Experts Discuss Grafting Techniques for Peyronie’s Disease Treatment
Contemporary Review of Grafting Techniques for the Surgical Treatment of Peyronie's Disease
Georgios Hatzichristodoulou, MD, FEBU, FECSM; Daniar Osmonov, MD; Hubert Kübler, MD; Wayne J.G. Hellstrom, MD, FACS; Faysal A. Yafi, MD, FRCSC
ONLINE: February 28, 2017 – Sexual Medicine Reviews
Peyronie’s disease (PD) is a benign fibrotic disorder marked by plaques that form within the tunica albuginea of the penis, leading to penile curvature, shortening, painful erections, erectile dysfunction (ED), and distress. Curvature can make sexual intercourse difficult.
One type of surgical PD treatment is grafting after partial plaque excision or incision. This study reviewed eleven relevant articles published between 2011 and June 2016.
Indications for Surgical Therapy
Patients are usually candidates for surgery when they have had PD for over twelve months and have been in the stable phase for six months. They must be pain free and have trouble with sexual intercourse.
Pre- and Postoperative Considerations
Patients should understand that the goal of treatment is to relieve symptoms, but treatment cannot reverse PD. They should also know that in 10% to 33% of cases, curvature returns, that penile shortening can occur, and that some men do develop ED after surgery.
Grafting Techniques and Surgical Approach
Grafting involves a plaque incision or partial excision at the point of the greatest curvature. The defect that remains on the tunica albuginea is then covered by an autologous or non-autologous graft. This technique straightens the penis.
Either an autologous or non-autologous graft is used. If an autologous graft is used, a second incision must be made to harvest the graft tissue.
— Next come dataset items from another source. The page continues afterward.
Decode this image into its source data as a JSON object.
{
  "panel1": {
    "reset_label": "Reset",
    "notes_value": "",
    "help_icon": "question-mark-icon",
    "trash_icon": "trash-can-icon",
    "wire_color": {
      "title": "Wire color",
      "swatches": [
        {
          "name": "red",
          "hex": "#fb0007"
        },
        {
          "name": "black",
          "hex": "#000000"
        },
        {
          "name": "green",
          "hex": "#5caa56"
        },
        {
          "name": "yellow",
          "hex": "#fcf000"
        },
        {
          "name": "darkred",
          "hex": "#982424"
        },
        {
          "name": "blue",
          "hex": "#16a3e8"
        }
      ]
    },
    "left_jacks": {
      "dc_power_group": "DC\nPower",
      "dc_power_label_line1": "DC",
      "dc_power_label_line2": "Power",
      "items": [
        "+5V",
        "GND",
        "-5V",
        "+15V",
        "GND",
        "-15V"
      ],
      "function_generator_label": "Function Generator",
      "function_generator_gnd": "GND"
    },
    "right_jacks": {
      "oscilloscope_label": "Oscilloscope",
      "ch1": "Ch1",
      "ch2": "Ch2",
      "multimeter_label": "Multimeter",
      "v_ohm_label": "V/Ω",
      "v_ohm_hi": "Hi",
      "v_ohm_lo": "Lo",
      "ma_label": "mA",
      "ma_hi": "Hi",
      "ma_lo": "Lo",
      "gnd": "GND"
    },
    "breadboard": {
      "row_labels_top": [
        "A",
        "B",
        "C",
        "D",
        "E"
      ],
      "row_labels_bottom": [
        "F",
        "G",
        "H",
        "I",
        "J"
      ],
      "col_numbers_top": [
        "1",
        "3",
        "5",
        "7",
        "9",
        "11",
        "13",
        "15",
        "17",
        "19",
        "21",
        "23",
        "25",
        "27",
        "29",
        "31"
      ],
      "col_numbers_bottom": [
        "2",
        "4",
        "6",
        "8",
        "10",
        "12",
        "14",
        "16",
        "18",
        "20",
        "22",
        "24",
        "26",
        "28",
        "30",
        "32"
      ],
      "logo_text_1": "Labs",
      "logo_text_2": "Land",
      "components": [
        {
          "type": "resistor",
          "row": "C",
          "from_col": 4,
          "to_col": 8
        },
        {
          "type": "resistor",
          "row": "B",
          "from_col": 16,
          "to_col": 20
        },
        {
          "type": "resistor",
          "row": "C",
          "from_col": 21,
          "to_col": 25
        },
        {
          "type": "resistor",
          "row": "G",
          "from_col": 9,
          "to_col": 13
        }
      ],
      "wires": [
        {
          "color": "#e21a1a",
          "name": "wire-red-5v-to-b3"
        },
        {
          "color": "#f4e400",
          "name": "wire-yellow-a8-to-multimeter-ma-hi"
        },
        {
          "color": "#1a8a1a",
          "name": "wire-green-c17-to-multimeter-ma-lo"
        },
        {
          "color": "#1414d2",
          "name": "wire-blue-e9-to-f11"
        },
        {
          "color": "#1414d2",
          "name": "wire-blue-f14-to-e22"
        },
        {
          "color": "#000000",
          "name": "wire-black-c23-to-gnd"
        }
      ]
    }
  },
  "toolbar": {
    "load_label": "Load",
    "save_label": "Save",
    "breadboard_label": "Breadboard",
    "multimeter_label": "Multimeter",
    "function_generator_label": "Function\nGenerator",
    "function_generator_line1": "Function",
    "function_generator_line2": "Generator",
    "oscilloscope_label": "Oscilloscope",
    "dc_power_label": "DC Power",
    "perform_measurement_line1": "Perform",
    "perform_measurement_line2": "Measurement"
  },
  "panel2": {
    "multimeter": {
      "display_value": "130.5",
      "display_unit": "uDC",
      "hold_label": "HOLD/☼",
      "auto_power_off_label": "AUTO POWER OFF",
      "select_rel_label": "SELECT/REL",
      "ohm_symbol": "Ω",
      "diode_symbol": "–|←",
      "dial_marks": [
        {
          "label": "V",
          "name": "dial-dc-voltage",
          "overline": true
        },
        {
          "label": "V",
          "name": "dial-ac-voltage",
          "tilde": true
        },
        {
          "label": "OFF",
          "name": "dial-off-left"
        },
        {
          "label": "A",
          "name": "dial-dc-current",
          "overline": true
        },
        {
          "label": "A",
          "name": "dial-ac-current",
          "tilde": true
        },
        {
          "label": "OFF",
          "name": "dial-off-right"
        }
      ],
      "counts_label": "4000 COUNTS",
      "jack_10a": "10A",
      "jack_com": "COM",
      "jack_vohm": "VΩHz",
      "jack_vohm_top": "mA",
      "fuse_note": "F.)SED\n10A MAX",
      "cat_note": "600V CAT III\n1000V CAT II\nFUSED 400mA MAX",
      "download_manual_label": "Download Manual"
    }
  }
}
This takes more time and runs the risk of complications, such as wound-healing disorders, infection, scarring, pain, numbness, or lymphedema.
Because of the potential for complications, most urologists use a non-autologous (“off-the-shelf”) graft, such as pericardium, small intestinal submucosa, or collagen fleece.
To date, there is no one graft that is considered “ideal” for PD surgery. “This warrants further research to examine histologic and mechanical characteristics of the different graft materials and to evaluate clinical outcomes,” the authors wrote.
Recent Surgical Outcomes of Grafting Techniques
The authors reviewed eleven studies published between 2011 and 2016. A variety of graft types were used, including pericardium, collagen fleece, and buccal mucosa, among others. The number of patients involved ranged from 9 to 157. Rates of penile straightening ranged from 67% to 96%, with satisfaction rates ranging from 35% to 97%. (For the eight studies that provided satisfaction rates, seven reported rates over 70%.)
Patients are advised to wait four to six weeks before having intercourse. Postoperative rehabilitation might assist the recovery of erectile function, reduce the risk of penile length loss, and optimize penile straightening. Massage and stretching of the penis is recommended. Use of nocturnal phosphodiesterase type 5 (PDE5) inhibitors and external penile traction are options as well.
Surgical treatment of PD must be tailored to the patient’s needs in terms of degree of curvature, form, shape, and patient’s preoperative erectile function, the authors noted. They added that surgeon experience, careful patient selection, patient preferences, and type of deformity are factors to consider when choosing a graft type. Availability and cost of grafts may also play a role in decision making.